Anyway, our solution was to drive down the road a bit, turn around, and park in a new spot.
On my many visits, one thing I've noticed is that even if the Spook Light doesn't show itself there are often magical (and sometimes spooky) moments. Our recent visit had three (four if you count the lady.) The first was when Scott thought he was seeing things, a dark shape moving around the car. An evil Spook Light perhaps? Turned out it was a black cat. But a black cat on Spook Light road is cool!
The second occurred when I heard something substantial shuffling in the grass right outside my car window. It sounded much larger than a cat and I gave Scott the willies when I said, "There is something out there." just as some loud steps confirmed my claim. I shined my flashlight into a field and the beam was met with two huge green eyes! I yelled! It was a cow. The last moment of magic was seeing a massive falling star perfectly framed by the windshield. Halfway though its descent it looked like it smeared in the sky, like a glowing green line of magic marker. I've never seen anything like that before, and there was no better place to see it.
As the clock passed two it finally seemed like we were the only ones around. We were able to try a variety of viewpoints and walk up and down the road. Then we saw a light. Was it headlights? It wasn't. Here's a snippet of the video footage I got. And if you like your footage short and shaky, you're in for a treat. The light wasn't moving around, just my hand.
We drove toward it and it stayed on the horizon up to a point, and then it vanished as the road descended. We continued in the same direction and it reappeared. It was always far away, much like that first time I saw something out there. But it seemed more colorful and flicker-y than a streetlight. It also seemed to split into two and three pieces.

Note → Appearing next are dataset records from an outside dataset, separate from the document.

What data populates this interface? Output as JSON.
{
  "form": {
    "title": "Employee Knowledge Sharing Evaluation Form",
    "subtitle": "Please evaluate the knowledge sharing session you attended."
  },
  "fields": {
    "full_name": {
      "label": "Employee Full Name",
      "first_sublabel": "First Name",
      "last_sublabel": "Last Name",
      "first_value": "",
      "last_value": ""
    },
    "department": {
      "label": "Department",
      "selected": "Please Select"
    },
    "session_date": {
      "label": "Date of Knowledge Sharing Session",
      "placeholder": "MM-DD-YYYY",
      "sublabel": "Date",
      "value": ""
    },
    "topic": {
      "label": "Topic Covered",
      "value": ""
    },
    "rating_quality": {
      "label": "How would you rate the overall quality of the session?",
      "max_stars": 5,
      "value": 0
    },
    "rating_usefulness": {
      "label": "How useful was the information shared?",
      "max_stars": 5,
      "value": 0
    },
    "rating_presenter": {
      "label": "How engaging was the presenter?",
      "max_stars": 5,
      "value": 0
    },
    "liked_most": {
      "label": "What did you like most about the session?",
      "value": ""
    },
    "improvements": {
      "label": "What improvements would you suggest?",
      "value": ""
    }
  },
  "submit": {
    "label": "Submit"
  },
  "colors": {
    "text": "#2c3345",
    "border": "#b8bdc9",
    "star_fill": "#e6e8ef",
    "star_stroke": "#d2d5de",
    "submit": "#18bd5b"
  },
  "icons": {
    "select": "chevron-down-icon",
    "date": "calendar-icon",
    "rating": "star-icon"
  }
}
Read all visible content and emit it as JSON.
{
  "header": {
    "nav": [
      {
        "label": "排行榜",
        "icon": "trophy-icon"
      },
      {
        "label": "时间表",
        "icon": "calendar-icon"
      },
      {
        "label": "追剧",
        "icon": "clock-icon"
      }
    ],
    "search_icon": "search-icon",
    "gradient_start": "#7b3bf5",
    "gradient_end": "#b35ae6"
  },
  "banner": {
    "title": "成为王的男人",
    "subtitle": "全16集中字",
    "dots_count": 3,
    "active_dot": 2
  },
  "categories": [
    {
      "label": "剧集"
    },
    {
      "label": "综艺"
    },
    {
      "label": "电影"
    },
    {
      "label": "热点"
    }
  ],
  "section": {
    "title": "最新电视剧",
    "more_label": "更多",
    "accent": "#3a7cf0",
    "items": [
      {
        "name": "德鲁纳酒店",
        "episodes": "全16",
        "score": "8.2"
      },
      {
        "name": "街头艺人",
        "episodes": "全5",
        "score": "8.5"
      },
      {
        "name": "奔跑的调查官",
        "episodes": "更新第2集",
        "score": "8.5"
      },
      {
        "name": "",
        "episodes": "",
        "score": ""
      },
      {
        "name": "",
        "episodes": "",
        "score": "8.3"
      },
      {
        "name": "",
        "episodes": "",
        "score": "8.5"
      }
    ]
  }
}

We took our time trying to systematically rule out all the surrounding residential lights. We drove to the very end of the road and could see no source. Then we went back to where we started and saw it again. It stayed "on" throughout the rest of our visit, as long as we stayed in the right vantage points.
We drove up and down the road so many times we were able to predict when it would become visible. The predictability took away some of the mystery and made it seem less like a traveling ghost and more like a reflection or a refraction. Except that this light was seen here in the 1800s when cars and streetlights were sparse, especially in that part of the country.
It didn't do a fraction of what the stories claim, but now I will answer "yes" when asked if I've seen the Spook Light. I'm convinced what we saw is the same thing that everyone else sees.
We packed up and I left feeling more satisfied than I have on previous visits. It was after three, and as we were about to turn off the road we saw the lady enforcer once again. And I thought I was hardcore.
As a Spook Light-seer I feel I'm qualified to give tips on how to see it. So here they are...
Tips on seeing the Joplin/Hornet Spook Light:
1. Don't go in October. This has to be peak season for Spook-Lighters (and I would assume patrollers.) It's much better in solitude.
2. Go on a week night.
3. Go very late, like well after midnight. Again, all of this is done to avoid activity.
4. Be aware of the moon cycle. I don't know that one is better than another for seeing it, but I like it when the night is dark as possible.
5. If you approach from the East, go about a quarter mile down the road (yes, right where Google Maps indicates). Go past the residence on the left until their street light is no longer visible.
6. Face West and watch where the road meets the horizon. You will see the red lights of a radio tower to the right.
7. Bring a flashlight.
8. Bring a still and/or video camera.
9. Bring a tripod for your cameras. (I was kicking myself for forgetting last time.)
10. Bring a telescope. (Again, kicking myself.)
11. If you can find a place to park in the grass, then do.
12. Turn on some form of car lights when cars approach from either way.
13. Be a decent human being and drive slowly, don't litter, don't vandalize, be quiet, and don't show up on any mind altering substances. Know that it is patrolled, and there may or may not be a penalty for parking on the road.